Here's the error which I'm getting:

org.apache.spark.sql.AnalysisException: rc_timestamp is not a valid partition column 
in table mydb.partition_table.;
2
Please could you post the table definition ?Constantine
spark.sql("CREATE TABLE part_table (id INT, rc_timestamp timestamp)")Incognito
Please create a table with partition. Refer this to create a partitioned table cwiki.apache.org/confluence/display/Hive/…Constantine
I already have a table with millions of records in the original table so I was trying to alter the table to add partitions. Isn't this the valid syntax though: "ALTER TABLE mydb.partition_table ADD IF NOT EXISTS PARTITION (rc_timestamp = '$a')"Incognito
Its a valid syntax. But you cant use it on a non partitioned tableConstantine

2 Answers

2
votes

First thing is check your syntaxes using this InsertSuite test case specially this

AFAIK you need msck repair or refresh table

spark.sql(s"refresh table tableNameWhereYouAddedPartitions")

what it does is it will refresh the existing partitions.

you can go with spark.sql('MSCK REPAIR TABLE table_name')

There is something called recoverPartitions (Only works with a partitioned table, and not a view). This is aliased version of msck repair table. you can go ahead and try this..

see this ddl.scala seems like its equalent by documentation.
example usage :

spark.catalog.recoverPartitions(tableName) 

Note: The RECOVER PARTITIONS clause automatically recognizes any data files present in these new directories, the same as the REFRESH statement does.

1
votes

You cannot change the partitioning scheme on a Hive table.
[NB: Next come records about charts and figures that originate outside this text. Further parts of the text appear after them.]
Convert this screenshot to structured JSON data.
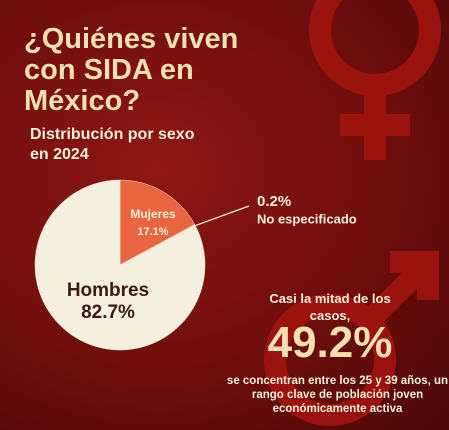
{
  "chart_data": {
    "type": "pie",
    "title": "¿Quiénes viven con SIDA en México?",
    "subtitle": "Distribución por sexo en 2024",
    "categories": [
      "Mujeres",
      "No especificado",
      "Hombres"
    ],
    "values": [
      17.1,
      0.2,
      82.7
    ],
    "value_labels": [
      "17.1%",
      "0.2%",
      "82.7%"
    ],
    "colors": [
      "#e8653f",
      "#f3d9a8",
      "#f4efde"
    ],
    "highlight": {
      "intro": "Casi la mitad de los casos,",
      "value": 49.2,
      "label": "49.2%",
      "text": "se concentran entre los 25 y 39 años, un rango clave de población joven económicamente activa"
    }
  }
}
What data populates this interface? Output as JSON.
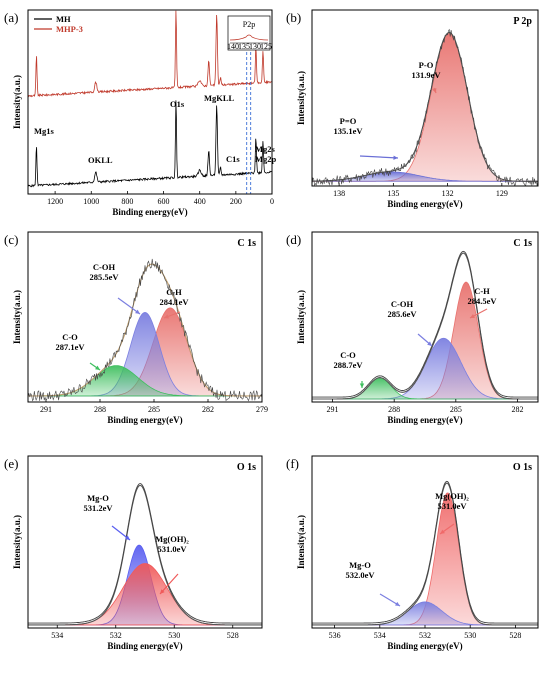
{
  "chart_data": [
    {
      "id": "a",
      "type": "line",
      "panel_label": "(a)",
      "xlabel": "Binding energy(eV)",
      "ylabel": "Intensity(a.u.)",
      "xlim": [
        1350,
        0
      ],
      "xticks": [
        1200,
        1000,
        800,
        600,
        400,
        200,
        0
      ],
      "series": [
        {
          "name": "MH",
          "color": "#000000"
        },
        {
          "name": "MHP-3",
          "color": "#c0392b"
        }
      ],
      "peaks_x": [
        1303,
        975,
        531,
        306,
        285,
        89,
        50
      ],
      "annotations": [
        {
          "text": "Mg1s",
          "x": 1303
        },
        {
          "text": "OKLL",
          "x": 975
        },
        {
          "text": "O1s",
          "x": 531
        },
        {
          "text": "MgKLL",
          "x": 306
        },
        {
          "text": "C1s",
          "x": 285
        },
        {
          "text": "Mg2s",
          "x": 89
        },
        {
          "text": "Mg2p",
          "x": 50
        }
      ],
      "inset": {
        "title": "P2p",
        "xticks": [
          "140",
          "135",
          "130",
          "125"
        ]
      }
    },
    {
      "id": "b",
      "type": "area",
      "panel_label": "(b)",
      "title": "P 2p",
      "xlabel": "Binding energy(eV)",
      "ylabel": "Intensity(a.u.)",
      "xlim": [
        139.5,
        127
      ],
      "xticks": [
        138,
        135,
        132,
        129
      ],
      "ylim": [
        0,
        1.12
      ],
      "baseline": 0.03,
      "noise": 0.03,
      "envelope": "sum",
      "series": [
        {
          "name": "P-O",
          "label": "P-O\n131.9eV",
          "center": 131.9,
          "height": 0.94,
          "width": 1.0,
          "color": "#e8726e"
        },
        {
          "name": "P=O",
          "label": "P=O\n135.1eV",
          "center": 135.1,
          "height": 0.06,
          "width": 1.5,
          "color": "#6a6fd6"
        }
      ]
    },
    {
      "id": "c",
      "type": "area",
      "panel_label": "(c)",
      "title": "C 1s",
      "xlabel": "Binding energy(eV)",
      "ylabel": "Intensity(a.u.)",
      "xlim": [
        292,
        279
      ],
      "xticks": [
        291,
        288,
        285,
        282,
        279
      ],
      "ylim": [
        0,
        1.12
      ],
      "baseline": 0.04,
      "noise": 0.035,
      "envelope": "sum",
      "envelope_color": "#c0a070",
      "series": [
        {
          "name": "C-H",
          "label": "C-H\n284.1eV",
          "center": 284.1,
          "height": 0.58,
          "width": 0.95,
          "color": "#e8726e"
        },
        {
          "name": "C-OH",
          "label": "C-OH\n285.5eV",
          "center": 285.5,
          "height": 0.55,
          "width": 0.8,
          "color": "#7b7fe0"
        },
        {
          "name": "C-O",
          "label": "C-O\n287.1eV",
          "center": 287.1,
          "height": 0.2,
          "width": 1.2,
          "color": "#3fbf5f"
        }
      ]
    },
    {
      "id": "d",
      "type": "area",
      "panel_label": "(d)",
      "title": "C 1s",
      "xlabel": "Binding energy(eV)",
      "ylabel": "Intensity(a.u.)",
      "xlim": [
        292,
        281
      ],
      "xticks": [
        291,
        288,
        285,
        282
      ],
      "ylim": [
        0,
        1.12
      ],
      "baseline": 0.02,
      "noise": 0.0,
      "envelope": "sum",
      "series": [
        {
          "name": "C-H",
          "label": "C-H\n284.5eV",
          "center": 284.5,
          "height": 0.77,
          "width": 0.6,
          "color": "#e8726e"
        },
        {
          "name": "C-OH",
          "label": "C-OH\n285.6eV",
          "center": 285.6,
          "height": 0.4,
          "width": 0.85,
          "color": "#7b7fe0"
        },
        {
          "name": "C-O",
          "label": "C-O\n288.7eV",
          "center": 288.7,
          "height": 0.14,
          "width": 0.55,
          "color": "#3fbf5f"
        }
      ]
    },
    {
      "id": "e",
      "type": "area",
      "panel_label": "(e)",
      "title": "O 1s",
      "xlabel": "Binding energy(eV)",
      "ylabel": "Intensity(a.u.)",
      "xlim": [
        535,
        527
      ],
      "xticks": [
        534,
        532,
        530,
        528
      ],
      "ylim": [
        0,
        1.12
      ],
      "baseline": 0.02,
      "noise": 0.0,
      "envelope": "sum",
      "series": [
        {
          "name": "Mg-O",
          "label": "Mg-O\n531.2eV",
          "center": 531.2,
          "height": 0.52,
          "width": 0.4,
          "color": "#5a5ff0"
        },
        {
          "name": "Mg(OH)2",
          "label": "Mg(OH)₂\n531.0eV",
          "center": 531.0,
          "height": 0.4,
          "width": 0.75,
          "color": "#f05a5a"
        }
      ]
    },
    {
      "id": "f",
      "type": "area",
      "panel_label": "(f)",
      "title": "O 1s",
      "xlabel": "Binding energy(eV)",
      "ylabel": "Intensity(a.u.)",
      "xlim": [
        537,
        527
      ],
      "xticks": [
        536,
        534,
        532,
        530,
        528
      ],
      "ylim": [
        0,
        1.12
      ],
      "baseline": 0.02,
      "noise": 0.0,
      "envelope": "sum",
      "series": [
        {
          "name": "Mg(OH)2",
          "label": "Mg(OH)₂\n531.0eV",
          "center": 531.0,
          "height": 0.86,
          "width": 0.5,
          "color": "#f06a6a"
        },
        {
          "name": "Mg-O",
          "label": "Mg-O\n532.0eV",
          "center": 532.0,
          "height": 0.15,
          "width": 0.75,
          "color": "#7b7fe0"
        }
      ]
    }
  ]
}
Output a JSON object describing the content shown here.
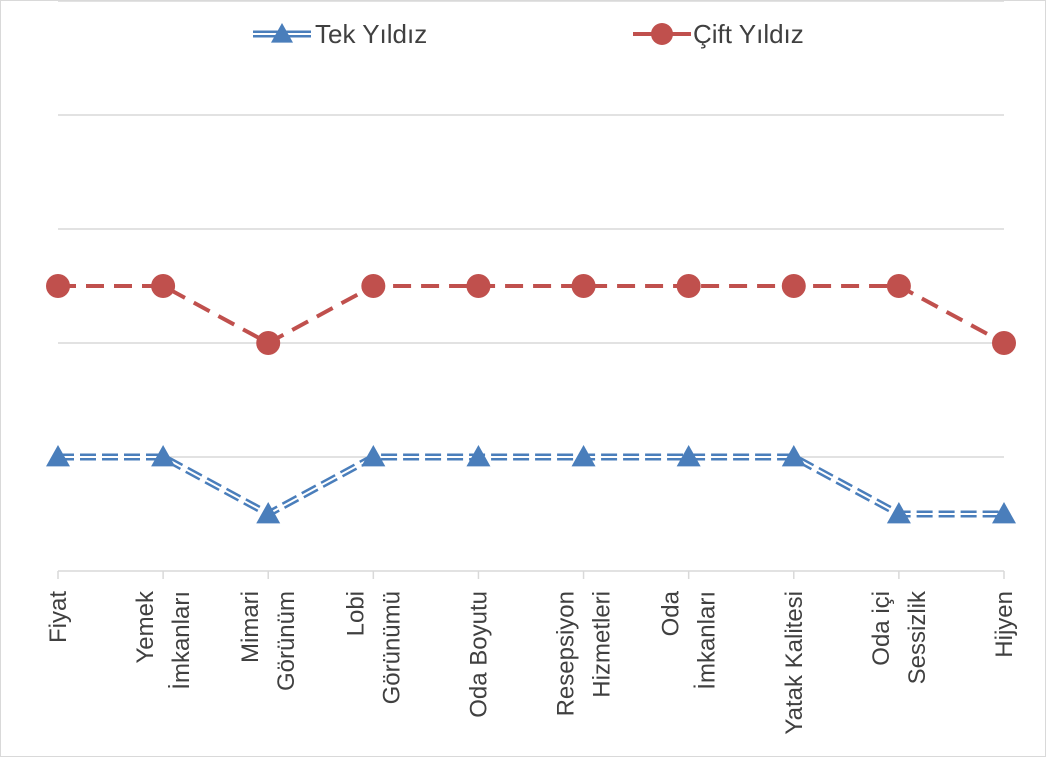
{
  "chart_data": {
    "type": "line",
    "categories": [
      [
        "Fiyat"
      ],
      [
        "Yemek",
        "İmkanları"
      ],
      [
        "Mimari",
        "Görünüm"
      ],
      [
        "Lobi",
        "Görünümü"
      ],
      [
        "Oda Boyutu"
      ],
      [
        "Resepsiyon",
        "Hizmetleri"
      ],
      [
        "Oda",
        "İmkanları"
      ],
      [
        "Yatak Kalitesi"
      ],
      [
        "Oda içi",
        "Sessizlik"
      ],
      [
        "Hijyen"
      ]
    ],
    "series": [
      {
        "name": "Tek Yıldız",
        "values": [
          2,
          2,
          1,
          2,
          2,
          2,
          2,
          2,
          1,
          1
        ],
        "color": "#4a7ebb",
        "marker": "triangle",
        "line_style": "double"
      },
      {
        "name": "Çift Yıldız",
        "values": [
          5,
          5,
          4,
          5,
          5,
          5,
          5,
          5,
          5,
          4
        ],
        "color": "#c0504d",
        "marker": "circle",
        "line_style": "dashed"
      }
    ],
    "ylim": [
      0,
      10
    ],
    "y_tick_step": 2,
    "grid": true,
    "axis_labels_visible": false,
    "legend_position": "top"
  }
}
This would have to rewrite the complete dataset since partitions are mapped to folders in HDFS/S3/FileSystem.

If you want to change partition scheme, the only options is to create a new table and give partitioning information in the create table command. After that you have to insert data into new table from the old table. You can also use the CTAS command for the same.

ALTER TABLE mydb.partition_table ADD IF NOT EXISTS PARTITION <(rc_timestamp = '$a')> - command only adds new partitions in the metastore for an existing partitioned Hive table. For example, let say you have a table T1 which is partitioned on column year. If you want to make metastore aware about "year=2018", then this command is used.